The characters are the most fleshed out in the series. This party feels more organic, some of them get along with certain characters while disliking others. If you make a decision that a party member doesn't like, they will often call you on it. You can't please everyone at once but it's those differences and disagreements that make this cast stand out.

As the Herald, it's up to your character to seal rifts. The rifts spawn waves of demons and slaying them will weaken the rift enough to close it. The game offers a couple of ways to approach combat. You can use a tactical camera and command each of your four party members. Once you're satisfied with your commands, you press and hold a button to make time proceed until you're ready to issue new orders. If you're more action-oriented, you can keep battle in real time and control a single character of your choice. Like previous Dragon Age iterations, opening a radial menu will bring up your potions, party commands, and also pause the game; the ability to switch between party members on the fly has also remained.
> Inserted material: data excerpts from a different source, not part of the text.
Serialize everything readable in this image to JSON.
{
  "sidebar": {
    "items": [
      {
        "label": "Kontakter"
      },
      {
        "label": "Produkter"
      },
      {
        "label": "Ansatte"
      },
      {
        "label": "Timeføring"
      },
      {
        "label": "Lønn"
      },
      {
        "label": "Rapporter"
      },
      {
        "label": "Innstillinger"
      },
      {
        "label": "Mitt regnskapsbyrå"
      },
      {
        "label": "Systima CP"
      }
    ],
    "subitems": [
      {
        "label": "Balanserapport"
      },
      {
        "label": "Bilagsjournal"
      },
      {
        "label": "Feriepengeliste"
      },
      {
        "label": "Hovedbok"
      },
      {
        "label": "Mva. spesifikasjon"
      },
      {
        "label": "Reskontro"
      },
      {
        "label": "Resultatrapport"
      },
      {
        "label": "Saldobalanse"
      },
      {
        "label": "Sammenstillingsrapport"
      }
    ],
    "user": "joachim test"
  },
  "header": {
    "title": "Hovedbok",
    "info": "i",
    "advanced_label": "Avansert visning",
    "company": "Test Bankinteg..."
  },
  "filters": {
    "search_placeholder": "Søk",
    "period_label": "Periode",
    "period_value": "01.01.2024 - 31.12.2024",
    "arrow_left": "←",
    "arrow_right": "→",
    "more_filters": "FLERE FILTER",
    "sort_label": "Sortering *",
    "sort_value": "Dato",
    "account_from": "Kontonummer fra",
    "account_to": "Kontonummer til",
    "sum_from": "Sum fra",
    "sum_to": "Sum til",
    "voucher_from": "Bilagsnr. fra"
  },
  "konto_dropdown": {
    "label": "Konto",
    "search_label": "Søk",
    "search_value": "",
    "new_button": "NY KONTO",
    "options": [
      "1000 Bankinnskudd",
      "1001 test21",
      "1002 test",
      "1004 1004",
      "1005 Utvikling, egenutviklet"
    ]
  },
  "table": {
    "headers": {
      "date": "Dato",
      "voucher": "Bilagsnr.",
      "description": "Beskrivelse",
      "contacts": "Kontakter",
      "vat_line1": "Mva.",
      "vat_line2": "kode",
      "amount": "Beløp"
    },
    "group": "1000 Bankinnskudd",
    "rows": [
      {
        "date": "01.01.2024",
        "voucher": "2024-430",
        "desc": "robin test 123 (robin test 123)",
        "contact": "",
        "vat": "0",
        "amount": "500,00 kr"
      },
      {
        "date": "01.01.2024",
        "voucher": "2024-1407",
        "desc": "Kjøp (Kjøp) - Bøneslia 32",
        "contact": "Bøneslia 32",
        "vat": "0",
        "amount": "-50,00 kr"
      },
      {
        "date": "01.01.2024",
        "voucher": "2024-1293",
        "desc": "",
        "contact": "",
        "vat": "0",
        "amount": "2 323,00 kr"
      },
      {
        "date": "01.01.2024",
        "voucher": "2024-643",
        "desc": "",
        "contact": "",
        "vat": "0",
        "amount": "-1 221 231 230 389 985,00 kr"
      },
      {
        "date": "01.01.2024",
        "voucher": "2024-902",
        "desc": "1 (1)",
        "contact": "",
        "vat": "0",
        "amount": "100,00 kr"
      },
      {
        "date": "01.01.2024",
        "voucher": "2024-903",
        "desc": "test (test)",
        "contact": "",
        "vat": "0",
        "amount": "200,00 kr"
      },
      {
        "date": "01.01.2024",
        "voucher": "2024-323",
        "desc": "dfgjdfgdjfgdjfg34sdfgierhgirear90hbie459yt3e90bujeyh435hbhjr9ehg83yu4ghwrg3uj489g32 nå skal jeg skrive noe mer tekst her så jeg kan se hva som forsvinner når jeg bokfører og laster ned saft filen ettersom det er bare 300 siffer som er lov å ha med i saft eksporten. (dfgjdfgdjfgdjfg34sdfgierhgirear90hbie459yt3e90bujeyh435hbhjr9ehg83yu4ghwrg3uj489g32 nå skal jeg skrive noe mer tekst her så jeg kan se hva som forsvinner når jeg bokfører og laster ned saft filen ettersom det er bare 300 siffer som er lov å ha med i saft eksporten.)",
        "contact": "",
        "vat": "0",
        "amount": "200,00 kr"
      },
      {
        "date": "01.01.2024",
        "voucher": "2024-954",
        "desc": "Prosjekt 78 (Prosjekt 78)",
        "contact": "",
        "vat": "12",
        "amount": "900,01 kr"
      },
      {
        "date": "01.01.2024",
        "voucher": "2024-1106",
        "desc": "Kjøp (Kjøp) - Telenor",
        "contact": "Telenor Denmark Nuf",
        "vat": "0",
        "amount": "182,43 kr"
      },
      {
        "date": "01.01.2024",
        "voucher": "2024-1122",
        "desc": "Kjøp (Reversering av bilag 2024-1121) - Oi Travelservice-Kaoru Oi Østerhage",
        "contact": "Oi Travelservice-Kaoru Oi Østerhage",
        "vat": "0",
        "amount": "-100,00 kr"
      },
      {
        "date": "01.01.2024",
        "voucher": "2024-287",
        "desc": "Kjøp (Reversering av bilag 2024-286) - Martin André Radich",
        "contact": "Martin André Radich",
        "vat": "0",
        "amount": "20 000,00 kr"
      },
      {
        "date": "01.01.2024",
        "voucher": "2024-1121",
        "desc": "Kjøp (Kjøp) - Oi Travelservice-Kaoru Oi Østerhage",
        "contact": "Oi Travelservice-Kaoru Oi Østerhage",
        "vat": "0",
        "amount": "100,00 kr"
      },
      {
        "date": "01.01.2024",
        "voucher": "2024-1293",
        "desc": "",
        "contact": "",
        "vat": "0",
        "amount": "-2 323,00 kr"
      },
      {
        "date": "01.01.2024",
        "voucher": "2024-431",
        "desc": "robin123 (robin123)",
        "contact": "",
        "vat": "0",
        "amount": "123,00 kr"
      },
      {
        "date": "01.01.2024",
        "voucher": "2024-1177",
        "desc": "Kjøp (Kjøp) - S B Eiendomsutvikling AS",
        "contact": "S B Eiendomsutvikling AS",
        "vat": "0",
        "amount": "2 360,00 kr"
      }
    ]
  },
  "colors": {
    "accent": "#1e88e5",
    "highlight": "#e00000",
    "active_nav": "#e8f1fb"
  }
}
Inquisition's systems are beautifully integrated. Running around in the world, exploring, vanquishing enemies, sealing rifts, and completing quests not only benefits the party, but also grants the Inquisition more power and influence. Both of these systems are utilized at the war table, a map that displays quests for your advisers to complete, often offering perks that directly benefit you.

Influence acts as experience points for the Inquisition itself. Once you've "leveled up", you can spend a point to unlock unique abilities. These abilities are split into four categories, Connections, Secrets, Forces, and Inquisition. The abilities often impact the party by offering more inventory space, opening up new dialog options, or granting extra EXP for uncovering locations or codex entries just to name a few.

Power enables your agents to complete quests on your behalf and each assignment requires a certain amount of power. If you don't have enough to initiate an assignment, then you have to go out into the world and complete quests or seal rifts. You have to expend power for scouting missions which open up new areas to explore. Similarly, it's also at the war table where you further the story, choosing who to ally with or initiating special quests and events.

Inquisition is a massive game. Every environment feels unique, from the terrain to the different crafting items scattered throughout. Thorough explorers are rewarded with hidden areas and items as well as quests that may lie off the beaten track. Certain individuals will join the Inquisition as agents and grant perks to the war table should you complete their quest and recruit them.

Each area also has its own dragon to challenge. These bosses are nothing to sneeze at; simply stabbing at the beast will most likely result in your party being reduced to barbecue. The dragons vary depending on the region and each requires a different strategy. Overcoming one requires you to utilize your party to the fullest and manage your meager supply of potions carefully. Felling a dragon feels like a huge accomplishment and the game celebrates and rewards your victory. The dragons serve as progression markers, which is sorely needed in a game as large as Inquisition.

After a while, the sheer scale of Inquisition is daunting. While the expanded environments are welcome after the rehashed postage sized ones in DAII, exploring them sometimes feels more like a chore. You'll have to pace yourself to keep from getting burned out on the myriad of quests, shards to collect, astrariums to solve, and crafting items to gather. Naturally, the place where you want to get to is usually on the other side of the map with no fast travel nearby. The mounts aren't exactly helpful either; they aren't much faster than your party on foot and they quickly become useless in mountainous terrain.  Scaling down a few environments or adding more fast travel stations would really help move the game along while keeping it fun. I want to do quests and collect everything I can, but I don't want the tedium of running all over creation multiple times in a single session.

Dragon Age: Inquisition melds its various systems together to form a cohesive whole where everything you do matters. No feature feels extraneous and the gameplay itself is satisfying. Facing a dragon is a true adrenaline rush and actually defeating one is cause for celebration. The writing is far and away the best of the series, with characters that have unique voices and motivations. Every choice is somewhere in a grey area, with no overwhelming right or wrong answer. However, the game shoots itself in the foot. While it's fantastic that the designers listened to complaints from the previous game, Inquisition is just too large. When you're doing story missions, the game feels streamlined while avoiding linearity. But when you're just out exploring, which makes up the majority of the game, it can get tedious. Dragon Age: Inquisition is still a decent game and worth a playthrough, just make sure that you're ready for a marathon.